Certs are deployed to `/opt/redis-certs/{variant}/` on each machine.

### Workflow

The `ccat redis-certs` sub-command handles the full lifecycle:

```bash
# 1. Generate certs locally (runs 8 openssl steps, sets permissions)
ccat redis-certs generate main

# 2. Check sync status before distributing
ccat redis-certs status --variant main

# 3. Dry-run first
ccat redis-certs distribute --variant main --dry-run

# 4. Deploy to all target hosts via Ansible
ccat redis-certs distribute --variant main

# 5. Verify all machines are in sync
ccat redis-certs status --variant main

# Rotate (regenerate + distribute in one step)
ccat redis-certs rotate --variant main
```

The `status` command shows a Rich table comparing the local `ca.crt` SHA256
fingerprint against the fingerprint read from each remote host via Ansible ad-hoc.
Use `--verbose` to see the full fingerprint instead of the last 16 characters.
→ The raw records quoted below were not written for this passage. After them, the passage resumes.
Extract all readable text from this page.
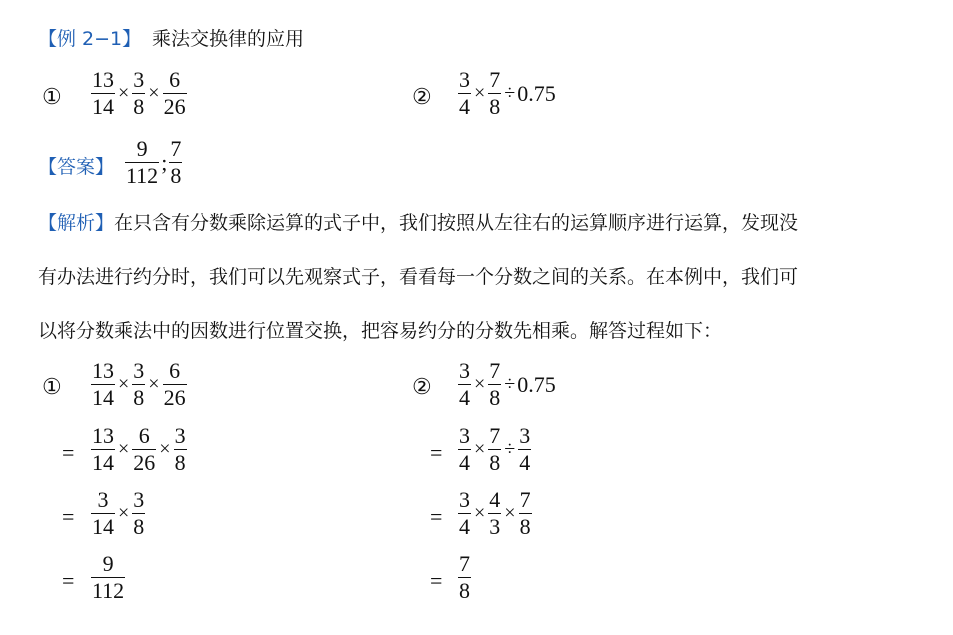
【例 2−1】 乘法交换律的应用
① $\frac{13}{14} \times \frac{3}{8} \times \frac{6}{26}$	② $\frac{3}{4} \times \frac{7}{8} \div 0.75$
【答案】 $\frac{9}{112}$ ; $\frac{7}{8}$
【解析】在只含有分数乘除运算的式子中，我们按照从左往右的运算顺序进行运算，发现没
有办法进行约分时，我们可以先观察式子，看看每一个分数之间的关系。在本例中，我们可
以将分数乘法中的因数进行位置交换，把容易约分的分数先相乘。解答过程如下：
① $\frac{13}{14} \times \frac{3}{8} \times \frac{6}{26}$
= $\frac{13}{14} \times \frac{6}{26} \times \frac{3}{8}$
= $\frac{3}{14} \times \frac{3}{8}$
= $\frac{9}{112}$
② $\frac{3}{4} \times \frac{7}{8} \div 0.75$
= $\frac{3}{4} \times \frac{7}{8} \div \frac{3}{4}$
= $\frac{3}{4} \times \frac{4}{3} \times \frac{7}{8}$
= $\frac{7}{8}$
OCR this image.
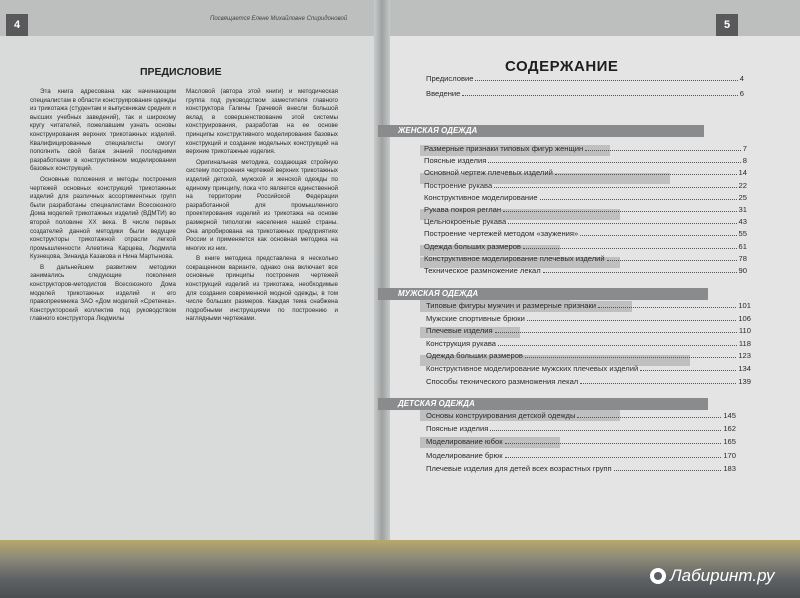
4	5
Посвящается Елене Михайловне Спиридоновой
ПРЕДИСЛОВИЕ

Эта книга адресована как начинающим специалистам в области конструирования одежды из трикотажа (студентам и выпускникам средних и высших учебных заведений), так и широкому кругу читателей, пожелавшим узнать основы конструирования верхних трикотажных изделий. Квалифицированные специалисты смогут пополнить свой багаж знаний последними разработками в конструктивном моделировании базовых конструкций.

Основные положения и методы построения чертежей основных конструкций трикотажных изделий для различных ассортиментных групп были разработаны специалистами Всесоюзного Дома моделей трикотажных изделий (ВДМТИ) во второй половине XX века. В числе первых создателей данной методики были ведущие конструкторы трикотажной отрасли легкой промышленности Алевтина Карцева, Людмила Кузнецова, Зинаида Казакова и Нина Мартынова.

В дальнейшем развитием методики занимались следующие поколения конструкторов-методистов Всесоюзного Дома моделей трикотажных изделий и его правопреемника ЗАО «Дом моделей «Сретенка». Конструкторский коллектив под руководством главного конструктора Людмилы

Масловой (автора этой книги) и методическая группа под руководством заместителя главного конструктора Галины Грачевой внесли большой вклад в совершенствование этой системы конструирования, разработав на ее основе принципы конструктивного моделирования базовых конструкций и создание модельных конструкций на верхние трикотажные изделия.

Оригинальная методика, создающая стройную систему построения чертежей верхних трикотажных изделий детской, мужской и женской одежды по единому принципу, пока что является единственной на территории Российской Федерации разработанной для промышленного проектирования изделий из трикотажа на основе размерной типологии населения нашей страны. Она апробирована на трикотажных предприятиях России и применяется как основная методика на многих из них.

В книге методика представлена в несколько сокращенном варианте, однако она включает все основные принципы построения чертежей конструкций изделий из трикотажа, необходимые для создания современной модной одежды, в том числе больших размеров. Каждая тема снабжена подробными инструкциями по построению и наглядными чертежами.

СОДЕРЖАНИЕ
Предисловие	4
Введение	6
ЖЕНСКАЯ ОДЕЖДА
МУЖСКАЯ ОДЕЖДА
ДЕТСКАЯ ОДЕЖДА
Размерные признаки типовых фигур женщин	7
Поясные изделия	8
Основной чертеж плечевых изделий	14
Построение рукава	22
Конструктивное моделирование	25
Рукава покроя реглан	31
Цельнокроеные рукава	43
Построение чертежей методом «заужения»	55
Одежда больших размеров	61
Конструктивное моделирование плечевых изделий	78
Техническое размножение лекал	90
Типовые фигуры мужчин и размерные признаки	101
Мужские спортивные брюки	106
Плечевые изделия	110
Конструкция рукава	118
Одежда больших размеров	123
Конструктивное моделирование мужских плечевых изделий	134
Способы технического размножения лекал	139
Основы конструирования детской одежды	145
Поясные изделия	162
Моделирование юбок	165
Моделирование брюк	170
Плечевые изделия для детей всех возрастных групп	183
Лабиринт.ру
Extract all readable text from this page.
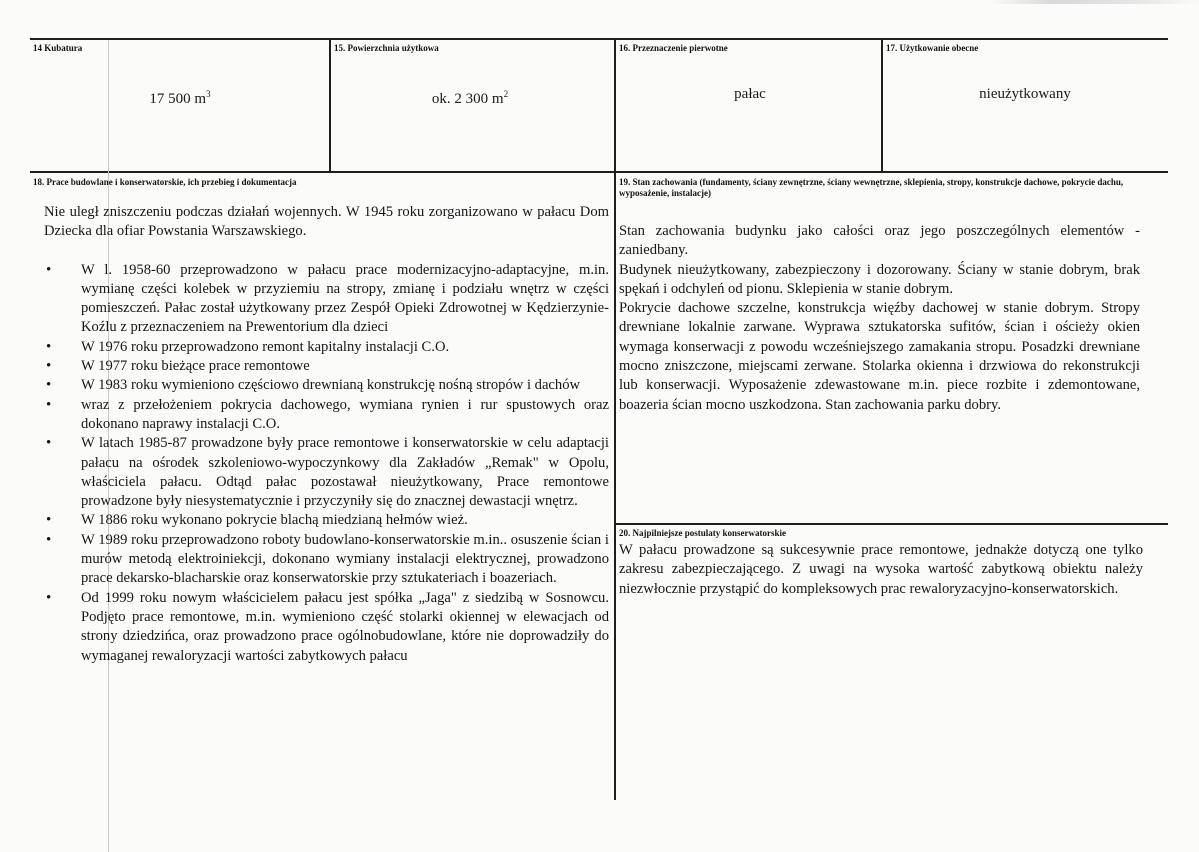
14 Kubatura
17 500 $m^3$
15. Powierzchnia użytkowa
ok. 2 300 $m^2$
16. Przeznaczenie pierwotne
pałac
17. Użytkowanie obecne
nieużytkowany
18. Prace budowlane i konserwatorskie, ich przebieg i dokumentacja

Nie uległ zniszczeniu podczas działań wojennych. W 1945 roku zorganizowano w pałacu Dom Dziecka dla ofiar Powstania Warszawskiego.

• W l. 1958-60 przeprowadzono w pałacu prace modernizacyjno-adaptacyjne, m.in. wymianę części kolebek w przyziemiu na stropy, zmianę i podziału wnętrz w części pomieszczeń. Pałac został użytkowany przez Zespół Opieki Zdrowotnej w Kędzierzynie-Koźlu z przeznaczeniem na Prewentorium dla dzieci
• W 1976 roku przeprowadzono remont kapitalny instalacji C.O.
• W 1977 roku bieżące prace remontowe
• W 1983 roku wymieniono częściowo drewnianą konstrukcję nośną stropów i dachów
• wraz z przełożeniem pokrycia dachowego, wymiana rynien i rur spustowych oraz dokonano naprawy instalacji C.O.
• W latach 1985-87 prowadzone były prace remontowe i konserwatorskie w celu adaptacji pałacu na ośrodek szkoleniowo-wypoczynkowy dla Zakładów „Remak" w Opolu, właściciela pałacu. Odtąd pałac pozostawał nieużytkowany, Prace remontowe prowadzone były niesystematycznie i przyczyniły się do znacznej dewastacji wnętrz.
• W 1886 roku wykonano pokrycie blachą miedzianą hełmów wież.
• W 1989 roku przeprowadzono roboty budowlano-konserwatorskie m.in.. osuszenie ścian i murów metodą elektroiniekcji, dokonano wymiany instalacji elektrycznej, prowadzono prace dekarsko-blacharskie oraz konserwatorskie przy sztukateriach i boazeriach.
• Od 1999 roku nowym właścicielem pałacu jest spółka „Jaga" z siedzibą w Sosnowcu. Podjęto prace remontowe, m.in. wymieniono część stolarki okiennej w elewacjach od strony dziedzińca, oraz prowadzono prace ogólnobudowlane, które nie doprowadziły do wymaganej rewaloryzacji wartości zabytkowych pałacu
19. Stan zachowania (fundamenty, ściany zewnętrzne, ściany wewnętrzne, sklepienia, stropy, konstrukcje dachowe, pokrycie dachu, wyposażenie, instalacje)

Stan zachowania budynku jako całości oraz jego poszczególnych elementów - zaniedbany.

Budynek nieużytkowany, zabezpieczony i dozorowany. Ściany w stanie dobrym, brak spękań i odchyleń od pionu. Sklepienia w stanie dobrym.

Pokrycie dachowe szczelne, konstrukcja więźby dachowej w stanie dobrym. Stropy drewniane lokalnie zarwane. Wyprawa sztukatorska sufitów, ścian i ościeży okien wymaga konserwacji z powodu wcześniejszego zamakania stropu. Posadzki drewniane mocno zniszczone, miejscami zerwane. Stolarka okienna i drzwiowa do rekonstrukcji lub konserwacji. Wyposażenie zdewastowane m.in. piece rozbite i zdemontowane, boazeria ścian mocno uszkodzona. Stan zachowania parku dobry.

20. Najpilniejsze postulaty konserwatorskie

W pałacu prowadzone są sukcesywnie prace remontowe, jednakże dotyczą one tylko zakresu zabezpieczającego. Z uwagi na wysoka wartość zabytkową obiektu należy niezwłocznie przystąpić do kompleksowych prac rewaloryzacyjno-konserwatorskich.
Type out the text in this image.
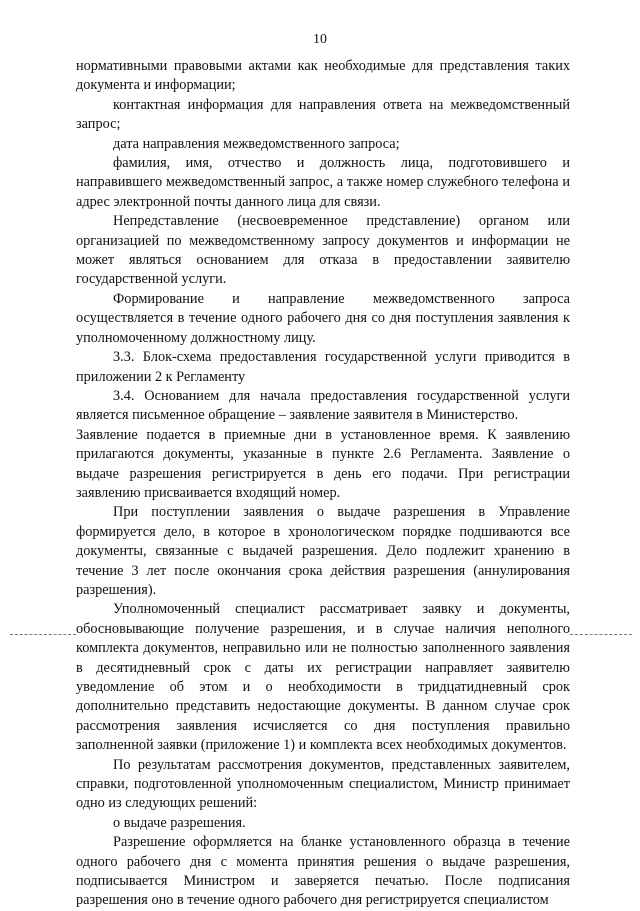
10

нормативными правовыми актами как необходимые для представления таких документа и информации;

контактная информация для направления ответа на межведомственный запрос;

дата направления межведомственного запроса;

фамилия, имя, отчество и должность лица, подготовившего и направившего межведомственный запрос, а также номер служебного телефона и адрес электронной почты данного лица для связи.

Непредставление (несвоевременное представление) органом или организацией по межведомственному запросу документов и информации не может являться основанием для отказа в предоставлении заявителю государственной услуги.

Формирование и направление межведомственного запроса осуществляется в течение одного рабочего дня со дня поступления заявления к уполномоченному должностному лицу.

3.3. Блок-схема предоставления государственной услуги приводится в приложении 2 к Регламенту

3.4. Основанием для начала предоставления государственной услуги является письменное обращение – заявление заявителя в Министерство.

Заявление подается в приемные дни в установленное время. К заявлению прилагаются документы, указанные в пункте 2.6 Регламента. Заявление о выдаче разрешения регистрируется в день его подачи. При регистрации заявлению присваивается входящий номер.

При поступлении заявления о выдаче разрешения в Управление формируется дело, в которое в хронологическом порядке подшиваются все документы, связанные с выдачей разрешения. Дело подлежит хранению в течение 3 лет после окончания срока действия разрешения (аннулирования разрешения).

Уполномоченный специалист рассматривает заявку и документы, обосновывающие получение разрешения, и в случае наличия неполного комплекта документов, неправильно или не полностью заполненного заявления в десятидневный срок с даты их регистрации направляет заявителю уведомление об этом и о необходимости в тридцатидневный срок дополнительно представить недостающие документы. В данном случае срок рассмотрения заявления исчисляется со дня поступления правильно заполненной заявки (приложение 1) и комплекта всех необходимых документов.

По результатам рассмотрения документов, представленных заявителем, справки, подготовленной уполномоченным специалистом, Министр принимает одно из следующих решений:

о выдаче разрешения.

Разрешение оформляется на бланке установленного образца в течение одного рабочего дня с момента принятия решения о выдаче разрешения, подписывается Министром и заверяется печатью. После подписания разрешения оно в течение одного рабочего дня регистрируется специалистом
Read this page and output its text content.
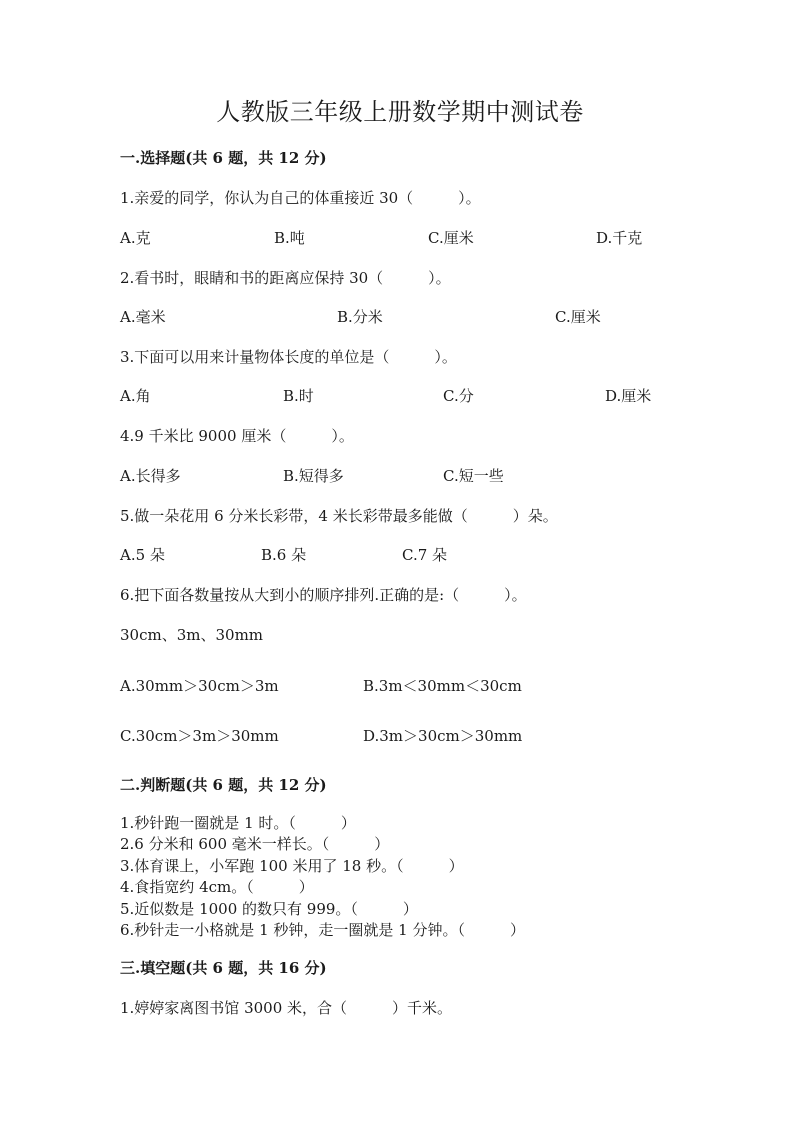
人教版三年级上册数学期中测试卷
一.选择题(共 6 题，共 12 分)
1.亲爱的同学，你认为自己的体重接近 30（　　　）。
A.克	B.吨	C.厘米	D.千克
2.看书时，眼睛和书的距离应保持 30（　　　）。
A.毫米	B.分米	C.厘米
3.下面可以用来计量物体长度的单位是（　　　）。
A.角	B.时	C.分	D.厘米
4.9 千米比 9000 厘米（　　　）。
A.长得多	B.短得多	C.短一些
5.做一朵花用 6 分米长彩带，4 米长彩带最多能做（　　　）朵。
A.5 朵	B.6 朵	C.7 朵
6.把下面各数量按从大到小的顺序排列.正确的是:（　　　）。
30cm、3m、30mm
A.30mm＞30cm＞3m	B.3m＜30mm＜30cm
C.30cm＞3m＞30mm	D.3m＞30cm＞30mm
二.判断题(共 6 题，共 12 分)
1.秒针跑一圈就是 1 时。（　　　）
2.6 分米和 600 毫米一样长。（　　　）
3.体育课上，小军跑 100 米用了 18 秒。（　　　）
4.食指宽约 4cm。（　　　）
5.近似数是 1000 的数只有 999。（　　　）
6.秒针走一小格就是 1 秒钟，走一圈就是 1 分钟。（　　　）
三.填空题(共 6 题，共 16 分)
1.婷婷家离图书馆 3000 米，合（　　　）千米。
After distributing new certs, restart Redis on each affected machine:

```
ssh <user>@input-b.data.ccat.uni-koeln.de
cd /opt/data-center/system-integration
docker compose restart redis
```

### Ansible role

The `redis_certs` role (`ansible/roles/redis_certs/`) is included in the
`ccat`, `input_staging`, and `input_ccat` plays in
`playbook_setup_vms.yml` and can be run in isolation via:

```
ccat provision --group input_ccat --tag redis_certs
```

Host-specific behaviour (client vs. server) is controlled by two variables:

- `redis_cert_variants` — which variants to deploy on this host (set in
  `group_vars/<group>/vars_redis_certs.yml`)
- `redis_cert_server_variants` — variants where *this* host is the Redis
  server (set in `host_vars/<host>/redis_certs.yml` for input-b and
  input-b.staging; overrides the group-level empty default)

## Local Development

```bash
git clone <repository_url>
cd system-integration
git submodule update --init --recursive
cp .env.example .env
# Edit .env — set POSTGRES_PASSWORD, REDIS_PASSWORD, etc.
ccat update   # or: make start_main
```

## Staging Environment

Staging runs on `input-b.staging.data.ccat.uni-koeln.de`.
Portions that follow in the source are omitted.